I take this as meaning:
'they will never get old while they slander the Buddha' i.e. there is no end
to doing that.
So I take the root to be j.r 'grow old' and the underlying form to be from
Skt jiiryati. I would therefore suppose that the Vinaya commentator had the
form jiriyanti or jiiriyanti and glossed that with jiiranti. In the one
case, the unusual form has dropped out and been replaced by its gloss. In
the other, the form jiridanti has replaced jiriyanti. This could either be a
graphic confusion at some point or perhaps a mistaken back-formation in some
branch of the Mss of the canonical text.

Buddhaghosa i.e. the author of Mp (followed by Sp-.t) finds this
unconvincing and offers his preferred alternative (atha vaa):
VRI: atha vaa lajjanatthe ida.m jiridantii ti pada.m da.t.thabba.m; na
lajjantii ti attho

I suppose this must be an interpretation in terms of some form of hrii. ?
BSkt intens. jehriiyate. I am not sure if we know what happens in Pali if
-hr- assimilates. perh. cp. rassa < hrasva.

Lance Cousins

>The story of the general Siiha A IV 179ff retold Vin I 233ff contains
>an odd verbal form jiiranti p. 188 and 237, respectively, according to
>the Sinhalese tradition. The Burmese reading, however, is jiridanti
>sic!
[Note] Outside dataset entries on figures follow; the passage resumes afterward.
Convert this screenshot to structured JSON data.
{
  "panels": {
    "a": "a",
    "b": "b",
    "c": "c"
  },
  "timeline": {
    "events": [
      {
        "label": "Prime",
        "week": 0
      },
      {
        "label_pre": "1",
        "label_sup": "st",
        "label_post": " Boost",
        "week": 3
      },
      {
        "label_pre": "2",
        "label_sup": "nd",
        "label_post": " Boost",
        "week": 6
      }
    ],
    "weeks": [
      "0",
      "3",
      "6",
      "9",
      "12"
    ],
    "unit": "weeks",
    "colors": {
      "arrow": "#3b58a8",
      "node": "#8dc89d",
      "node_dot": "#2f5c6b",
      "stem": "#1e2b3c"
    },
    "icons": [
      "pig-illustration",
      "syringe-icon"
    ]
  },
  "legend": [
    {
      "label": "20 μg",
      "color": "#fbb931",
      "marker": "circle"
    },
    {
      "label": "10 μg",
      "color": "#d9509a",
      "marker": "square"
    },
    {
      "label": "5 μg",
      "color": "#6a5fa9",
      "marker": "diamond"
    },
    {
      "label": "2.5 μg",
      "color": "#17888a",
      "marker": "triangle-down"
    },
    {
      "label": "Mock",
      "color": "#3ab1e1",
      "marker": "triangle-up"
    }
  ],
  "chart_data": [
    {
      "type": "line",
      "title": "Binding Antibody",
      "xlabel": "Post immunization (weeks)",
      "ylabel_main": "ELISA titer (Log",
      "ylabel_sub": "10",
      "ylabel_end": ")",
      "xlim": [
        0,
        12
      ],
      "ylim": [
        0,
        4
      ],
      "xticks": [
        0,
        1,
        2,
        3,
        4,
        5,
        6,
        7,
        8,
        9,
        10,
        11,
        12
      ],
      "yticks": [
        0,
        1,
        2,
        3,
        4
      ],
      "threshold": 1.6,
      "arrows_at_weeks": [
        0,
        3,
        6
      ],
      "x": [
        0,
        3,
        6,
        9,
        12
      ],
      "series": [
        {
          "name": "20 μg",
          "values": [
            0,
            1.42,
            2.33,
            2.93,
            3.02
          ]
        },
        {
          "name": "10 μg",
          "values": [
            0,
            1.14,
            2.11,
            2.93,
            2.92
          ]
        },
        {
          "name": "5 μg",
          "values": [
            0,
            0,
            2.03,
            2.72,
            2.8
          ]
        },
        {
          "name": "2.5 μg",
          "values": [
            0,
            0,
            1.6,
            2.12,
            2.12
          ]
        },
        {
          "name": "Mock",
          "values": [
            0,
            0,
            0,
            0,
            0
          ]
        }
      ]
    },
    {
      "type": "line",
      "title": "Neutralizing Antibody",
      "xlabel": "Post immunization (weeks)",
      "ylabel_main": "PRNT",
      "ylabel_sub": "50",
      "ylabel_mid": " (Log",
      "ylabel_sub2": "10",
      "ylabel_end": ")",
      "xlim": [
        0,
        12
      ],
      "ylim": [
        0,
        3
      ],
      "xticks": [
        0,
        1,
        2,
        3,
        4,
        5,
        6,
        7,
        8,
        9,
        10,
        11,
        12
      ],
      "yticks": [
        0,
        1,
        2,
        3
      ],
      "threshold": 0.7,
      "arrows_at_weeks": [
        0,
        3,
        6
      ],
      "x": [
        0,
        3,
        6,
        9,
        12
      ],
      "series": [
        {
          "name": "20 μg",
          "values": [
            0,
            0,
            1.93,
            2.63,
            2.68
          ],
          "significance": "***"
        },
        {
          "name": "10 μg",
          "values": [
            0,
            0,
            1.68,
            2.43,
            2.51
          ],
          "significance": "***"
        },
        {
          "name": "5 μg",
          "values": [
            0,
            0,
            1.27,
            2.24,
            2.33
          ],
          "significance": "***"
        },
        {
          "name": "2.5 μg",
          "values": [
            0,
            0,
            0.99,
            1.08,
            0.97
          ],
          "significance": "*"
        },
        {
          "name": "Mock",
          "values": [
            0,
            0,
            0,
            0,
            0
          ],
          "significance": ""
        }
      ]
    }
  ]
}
The commentators give two mutually exclusive explanations of the
>term: the first is that the verb means "to be ashamed," the alternative
>is that it means "to come to and end", "to stop." The first explanation
>evidently derives the verb from the root hrii, cf. Sanskrit jihreti,
>jihriyat etc., the second one would seem to rely on the root jri "to
>go." The first one fits the context very well, but the readings cause
>difficulties. One would expect a form like jirihanti or possibly
>jihiranti, but not jiiranti (< jihiranti?) or jiridanti; the latter
>form is possibly a mistake for jirihanti as it is difficult to explan
>the presence of /d/ on phonological or etymological grounds (there is
>no matching root). I have never met with anything comparable in the
>Pali canon. My question is therefore: would it be possible to explain the
peculiar Burmese reading on paleographical grounds?